By treating the prompt as an external environment rather than an internal memory state, RLMs achieve a few magical things.

First, they completely shatter the context limit. If your base model can only read 100,000 tokens, but you wrap it in an RLM scaffold, it can suddenly process 10 million tokens. The model just writes code to iterate over the data in 100,000-token chunks.

Second, it cures context rot. Because the neural network is only ever reading small, highly relevant snippets at any given moment, its reasoning remains sharp. The researchers found that “RLMs can successfully process inputs up to two orders of magnitude beyond model context windows and, even for shorter prompts, dramatically outperform the quality of vanilla frontier LLMs.”

Third, and perhaps most importantly for the people paying the cloud computing bills, it is surprisingly cheap.

If you put 10 million tokens into a standard LLM, you pay for 10 million tokens of compute. If you ask it to rethink its answer, you pay for 10 million tokens again. But with an RLM, the main model only sees a short prompt and some Python code. The clones only see the small snippets they are assigned. The total number of tokens processed by the neural network is actually lower than if you had just shoved the whole document in at once. You are trading brute-force memory for inference-time reasoning.
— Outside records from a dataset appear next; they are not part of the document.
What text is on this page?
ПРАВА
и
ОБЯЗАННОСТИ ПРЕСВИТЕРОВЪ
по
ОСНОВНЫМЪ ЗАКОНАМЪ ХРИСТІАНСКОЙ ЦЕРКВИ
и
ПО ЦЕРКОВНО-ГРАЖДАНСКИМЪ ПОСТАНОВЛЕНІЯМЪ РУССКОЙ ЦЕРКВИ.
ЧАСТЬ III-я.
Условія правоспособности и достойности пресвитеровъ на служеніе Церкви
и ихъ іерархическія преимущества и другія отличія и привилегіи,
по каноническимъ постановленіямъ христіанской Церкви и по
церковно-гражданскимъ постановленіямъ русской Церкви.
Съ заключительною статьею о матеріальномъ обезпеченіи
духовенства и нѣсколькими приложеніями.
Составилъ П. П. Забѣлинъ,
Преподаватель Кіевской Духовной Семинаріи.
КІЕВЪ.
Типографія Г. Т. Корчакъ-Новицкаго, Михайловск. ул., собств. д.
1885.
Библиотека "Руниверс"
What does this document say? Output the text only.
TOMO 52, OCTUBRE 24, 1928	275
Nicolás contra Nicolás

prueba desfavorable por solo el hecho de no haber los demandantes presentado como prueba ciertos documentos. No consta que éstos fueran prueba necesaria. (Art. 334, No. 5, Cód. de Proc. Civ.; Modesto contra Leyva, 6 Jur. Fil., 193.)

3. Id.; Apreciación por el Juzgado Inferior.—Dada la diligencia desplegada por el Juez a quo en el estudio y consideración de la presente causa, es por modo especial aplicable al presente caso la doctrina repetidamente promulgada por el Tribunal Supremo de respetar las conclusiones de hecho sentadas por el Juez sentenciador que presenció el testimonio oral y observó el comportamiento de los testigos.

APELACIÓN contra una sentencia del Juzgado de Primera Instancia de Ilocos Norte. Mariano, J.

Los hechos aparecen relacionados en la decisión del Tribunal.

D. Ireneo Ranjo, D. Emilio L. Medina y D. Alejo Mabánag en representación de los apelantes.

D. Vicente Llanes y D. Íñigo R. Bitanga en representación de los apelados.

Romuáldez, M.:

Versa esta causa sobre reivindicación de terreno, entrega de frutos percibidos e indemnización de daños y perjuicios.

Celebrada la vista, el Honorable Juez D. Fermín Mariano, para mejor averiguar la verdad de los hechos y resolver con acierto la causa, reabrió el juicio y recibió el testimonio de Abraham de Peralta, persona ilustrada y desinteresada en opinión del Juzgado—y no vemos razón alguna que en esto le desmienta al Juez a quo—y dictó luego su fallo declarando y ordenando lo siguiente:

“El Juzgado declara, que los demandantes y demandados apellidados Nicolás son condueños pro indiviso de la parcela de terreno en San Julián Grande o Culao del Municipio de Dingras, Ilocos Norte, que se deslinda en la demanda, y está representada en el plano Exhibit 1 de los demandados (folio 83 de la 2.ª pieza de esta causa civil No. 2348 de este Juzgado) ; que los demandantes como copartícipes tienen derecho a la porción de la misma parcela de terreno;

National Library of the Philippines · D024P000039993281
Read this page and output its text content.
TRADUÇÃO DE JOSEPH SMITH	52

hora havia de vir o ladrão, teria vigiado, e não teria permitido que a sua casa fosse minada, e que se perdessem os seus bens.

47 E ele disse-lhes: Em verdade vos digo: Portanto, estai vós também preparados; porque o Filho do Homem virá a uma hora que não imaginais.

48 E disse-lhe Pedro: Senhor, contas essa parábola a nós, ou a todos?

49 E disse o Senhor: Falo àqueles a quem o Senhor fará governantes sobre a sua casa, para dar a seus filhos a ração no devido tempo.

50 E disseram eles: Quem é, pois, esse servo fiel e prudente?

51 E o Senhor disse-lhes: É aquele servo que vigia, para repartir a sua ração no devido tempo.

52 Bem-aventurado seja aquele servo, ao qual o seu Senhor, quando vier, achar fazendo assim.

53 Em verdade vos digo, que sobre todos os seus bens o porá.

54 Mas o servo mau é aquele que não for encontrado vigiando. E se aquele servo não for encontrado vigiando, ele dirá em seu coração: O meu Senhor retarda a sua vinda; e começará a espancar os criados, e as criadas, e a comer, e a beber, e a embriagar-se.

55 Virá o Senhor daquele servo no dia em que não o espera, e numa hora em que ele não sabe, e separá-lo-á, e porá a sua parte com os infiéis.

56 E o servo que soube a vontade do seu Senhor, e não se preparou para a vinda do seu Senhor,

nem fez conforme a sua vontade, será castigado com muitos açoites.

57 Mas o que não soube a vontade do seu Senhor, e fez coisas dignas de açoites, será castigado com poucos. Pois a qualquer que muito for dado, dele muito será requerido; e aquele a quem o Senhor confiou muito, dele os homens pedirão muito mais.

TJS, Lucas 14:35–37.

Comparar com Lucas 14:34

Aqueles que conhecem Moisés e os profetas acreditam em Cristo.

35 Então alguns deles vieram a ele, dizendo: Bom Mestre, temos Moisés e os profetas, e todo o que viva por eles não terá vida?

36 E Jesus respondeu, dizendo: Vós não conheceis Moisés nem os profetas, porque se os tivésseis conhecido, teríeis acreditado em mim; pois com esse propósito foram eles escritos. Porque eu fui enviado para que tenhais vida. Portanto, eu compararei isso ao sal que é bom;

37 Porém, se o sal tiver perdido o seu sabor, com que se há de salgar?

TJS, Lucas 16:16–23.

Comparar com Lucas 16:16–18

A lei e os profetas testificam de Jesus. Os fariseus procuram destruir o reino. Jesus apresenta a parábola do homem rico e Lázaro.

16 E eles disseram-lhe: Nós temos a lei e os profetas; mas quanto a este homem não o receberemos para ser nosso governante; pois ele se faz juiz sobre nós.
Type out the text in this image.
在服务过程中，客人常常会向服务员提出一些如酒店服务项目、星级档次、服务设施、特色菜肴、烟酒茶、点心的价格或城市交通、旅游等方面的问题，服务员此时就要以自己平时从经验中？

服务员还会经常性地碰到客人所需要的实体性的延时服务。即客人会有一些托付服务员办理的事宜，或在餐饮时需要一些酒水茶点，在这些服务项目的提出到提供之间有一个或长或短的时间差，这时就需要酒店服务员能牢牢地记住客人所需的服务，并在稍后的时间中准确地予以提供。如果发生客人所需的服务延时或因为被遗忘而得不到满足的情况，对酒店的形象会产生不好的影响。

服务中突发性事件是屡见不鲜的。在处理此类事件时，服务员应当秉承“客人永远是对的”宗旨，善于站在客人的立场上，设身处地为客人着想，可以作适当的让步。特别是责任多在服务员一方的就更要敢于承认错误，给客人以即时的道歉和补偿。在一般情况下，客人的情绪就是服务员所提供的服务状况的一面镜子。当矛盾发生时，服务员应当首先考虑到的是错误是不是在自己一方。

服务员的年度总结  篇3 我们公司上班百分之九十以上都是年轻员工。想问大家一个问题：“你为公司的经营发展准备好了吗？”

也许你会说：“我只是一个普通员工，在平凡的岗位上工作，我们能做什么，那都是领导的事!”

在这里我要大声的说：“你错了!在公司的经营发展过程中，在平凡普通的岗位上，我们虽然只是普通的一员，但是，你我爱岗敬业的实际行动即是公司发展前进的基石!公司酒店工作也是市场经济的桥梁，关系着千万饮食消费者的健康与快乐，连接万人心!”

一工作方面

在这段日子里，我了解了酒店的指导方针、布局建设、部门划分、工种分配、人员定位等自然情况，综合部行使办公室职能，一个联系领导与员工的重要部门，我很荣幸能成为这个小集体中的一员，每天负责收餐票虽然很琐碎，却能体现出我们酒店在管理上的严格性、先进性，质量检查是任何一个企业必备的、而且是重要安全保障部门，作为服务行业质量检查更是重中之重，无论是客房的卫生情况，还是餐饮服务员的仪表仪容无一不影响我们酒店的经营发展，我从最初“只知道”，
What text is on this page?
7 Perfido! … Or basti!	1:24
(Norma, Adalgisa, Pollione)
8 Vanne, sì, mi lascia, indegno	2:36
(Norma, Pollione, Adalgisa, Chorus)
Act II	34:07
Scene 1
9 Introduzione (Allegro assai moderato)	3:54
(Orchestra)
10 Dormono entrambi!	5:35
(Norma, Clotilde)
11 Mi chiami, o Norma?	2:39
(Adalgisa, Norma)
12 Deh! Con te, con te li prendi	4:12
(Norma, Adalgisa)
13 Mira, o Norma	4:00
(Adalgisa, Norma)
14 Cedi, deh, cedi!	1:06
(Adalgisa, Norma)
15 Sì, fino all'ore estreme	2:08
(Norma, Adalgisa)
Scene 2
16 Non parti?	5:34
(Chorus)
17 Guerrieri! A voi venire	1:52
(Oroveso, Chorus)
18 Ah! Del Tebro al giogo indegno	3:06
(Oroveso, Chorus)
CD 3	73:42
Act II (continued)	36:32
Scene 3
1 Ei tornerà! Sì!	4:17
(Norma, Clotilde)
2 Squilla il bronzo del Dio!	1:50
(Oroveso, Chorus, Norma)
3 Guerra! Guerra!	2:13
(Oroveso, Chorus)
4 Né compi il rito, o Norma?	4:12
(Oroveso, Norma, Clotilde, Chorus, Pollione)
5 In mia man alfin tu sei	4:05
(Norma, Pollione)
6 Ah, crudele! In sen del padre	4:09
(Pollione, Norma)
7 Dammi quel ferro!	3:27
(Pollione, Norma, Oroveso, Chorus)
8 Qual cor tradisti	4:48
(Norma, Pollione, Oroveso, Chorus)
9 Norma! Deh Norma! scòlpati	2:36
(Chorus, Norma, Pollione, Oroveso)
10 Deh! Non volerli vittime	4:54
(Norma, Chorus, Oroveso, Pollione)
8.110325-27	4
Here is how the researchers describe the core philosophy:

The key insight is that arbitrarily long user prompts should not be fed into the neural network (e.g., Transformer) directly but should instead be treated as part of the environment that the LLM is tasked to symbolically and recursively interact with.

This is a profound shift in how we think about AI. For the last few years, the entire industry has been obsessed with making the AI’s “brain” bigger. Bigger context windows, bigger parameter counts, bigger clusters of GPUs.

But a brain can only get so big before it becomes an inefficient way to store data. At some point, you have to stop trying to memorize the library, and start learning how to use the card catalog.

The RLM approach effectively turns the AI from a very smart person with an impossibly huge photographic memory into a very smart manager with a limitless budget for interns. It turns out that the manager is much better at their job, less likely to hallucinate, and cheaper to operate.

You spend years assuming that the path to Artificial General Intelligence requires building a model that can swallow the entire internet in a single gulp, and then one day you realize that sometimes, the smartest thing you can do is just write a Python script and delegate the reading.